BEIJING, Jan. 17 (UPI) -- China Friday reported its economy, the second largest in the world, grew 7.8 percent in 2012, far lower than 9.3 percent in 2011 and 10.4 percent in 2010.
The 2012 expansion was the weakest in a decade, the National Bureau of Statistics reported, blaming the global slowdown and domestic woes. China's export-dependent economy has been hurt by the eurozone crisis and the slowdown in the United States, two of its largest markets.
The good news was the economy, thanks to the Chinese government's pro-growth measures, expanded 7.9 percent year-on-year in the fourth quarter of 2102, ending a seven-straight-quarter slowdown, the bureau said, the official Xinhua News Agency reported.
China's gross domestic product in 2012 reached 51.93 trillion yuan, or $8.28 trillion, the report said.
Separately, the NBS said China's industrial production growth slowed in 2012 to 10 percent from 13.9 percent in 2011.

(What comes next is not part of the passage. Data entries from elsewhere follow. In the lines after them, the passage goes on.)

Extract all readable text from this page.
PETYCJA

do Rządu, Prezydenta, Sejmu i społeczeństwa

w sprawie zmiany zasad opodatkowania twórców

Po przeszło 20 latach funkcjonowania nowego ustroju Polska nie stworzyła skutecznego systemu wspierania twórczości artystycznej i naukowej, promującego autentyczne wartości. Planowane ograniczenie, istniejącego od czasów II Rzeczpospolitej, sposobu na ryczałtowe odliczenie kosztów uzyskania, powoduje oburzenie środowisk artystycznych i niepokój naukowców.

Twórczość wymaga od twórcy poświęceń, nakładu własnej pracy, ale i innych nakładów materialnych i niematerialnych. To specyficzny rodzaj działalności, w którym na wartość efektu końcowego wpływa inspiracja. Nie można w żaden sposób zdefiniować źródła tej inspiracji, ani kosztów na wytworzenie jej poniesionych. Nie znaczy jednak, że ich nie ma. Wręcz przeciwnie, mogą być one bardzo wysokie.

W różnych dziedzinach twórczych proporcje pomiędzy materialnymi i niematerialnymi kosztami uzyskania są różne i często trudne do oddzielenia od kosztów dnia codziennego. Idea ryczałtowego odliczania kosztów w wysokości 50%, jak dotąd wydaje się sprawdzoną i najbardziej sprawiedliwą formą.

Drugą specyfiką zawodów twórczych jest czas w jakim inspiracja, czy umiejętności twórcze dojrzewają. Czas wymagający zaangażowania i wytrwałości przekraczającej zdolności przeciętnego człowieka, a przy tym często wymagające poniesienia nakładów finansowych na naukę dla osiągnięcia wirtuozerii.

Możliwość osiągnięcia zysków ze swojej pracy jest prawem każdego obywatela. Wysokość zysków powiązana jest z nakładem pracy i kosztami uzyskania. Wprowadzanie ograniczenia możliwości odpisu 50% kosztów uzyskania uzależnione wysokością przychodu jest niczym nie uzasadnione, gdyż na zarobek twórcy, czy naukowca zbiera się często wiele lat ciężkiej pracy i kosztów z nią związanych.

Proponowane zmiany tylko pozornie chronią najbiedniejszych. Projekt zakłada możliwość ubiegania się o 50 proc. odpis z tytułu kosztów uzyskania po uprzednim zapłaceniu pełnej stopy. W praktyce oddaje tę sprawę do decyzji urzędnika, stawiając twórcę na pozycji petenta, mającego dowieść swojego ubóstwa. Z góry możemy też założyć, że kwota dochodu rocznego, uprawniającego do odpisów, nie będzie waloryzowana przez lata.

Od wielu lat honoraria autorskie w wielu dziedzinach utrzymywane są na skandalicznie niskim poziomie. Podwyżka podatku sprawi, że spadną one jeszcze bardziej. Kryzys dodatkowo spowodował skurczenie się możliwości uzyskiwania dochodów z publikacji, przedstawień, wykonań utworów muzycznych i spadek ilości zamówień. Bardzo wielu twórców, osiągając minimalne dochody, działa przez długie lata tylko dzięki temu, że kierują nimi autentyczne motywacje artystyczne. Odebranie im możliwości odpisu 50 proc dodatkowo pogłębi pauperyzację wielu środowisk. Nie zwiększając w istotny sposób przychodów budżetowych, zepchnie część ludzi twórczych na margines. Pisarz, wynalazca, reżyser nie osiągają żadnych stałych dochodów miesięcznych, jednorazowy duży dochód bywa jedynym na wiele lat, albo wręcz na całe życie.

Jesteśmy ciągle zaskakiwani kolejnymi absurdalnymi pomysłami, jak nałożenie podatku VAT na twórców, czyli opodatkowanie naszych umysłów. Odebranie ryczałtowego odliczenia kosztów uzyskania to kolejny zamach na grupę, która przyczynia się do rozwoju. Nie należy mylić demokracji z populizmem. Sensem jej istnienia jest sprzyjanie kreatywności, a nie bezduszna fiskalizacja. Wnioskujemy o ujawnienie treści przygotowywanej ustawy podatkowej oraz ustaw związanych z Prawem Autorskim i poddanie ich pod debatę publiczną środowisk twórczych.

Policymakers under Xi Jinping, China's new reform-minded leader, have said the country will show "greater courage and intelligence" in promoting market reforms in 2013 as it faces major economic challenges due to the global economic crisis and its own declining growth rates from earlier years' double-digit numbers.
At their meeting last month, the policymakers said cutting taxes, helping more rural workers settle in cities so they can help boost domestic demand and reducing dependence on exports will be among the reforms pursued through steady economic growth.
China in 2013 is expected maintain this year's growth level of 7.5 percent.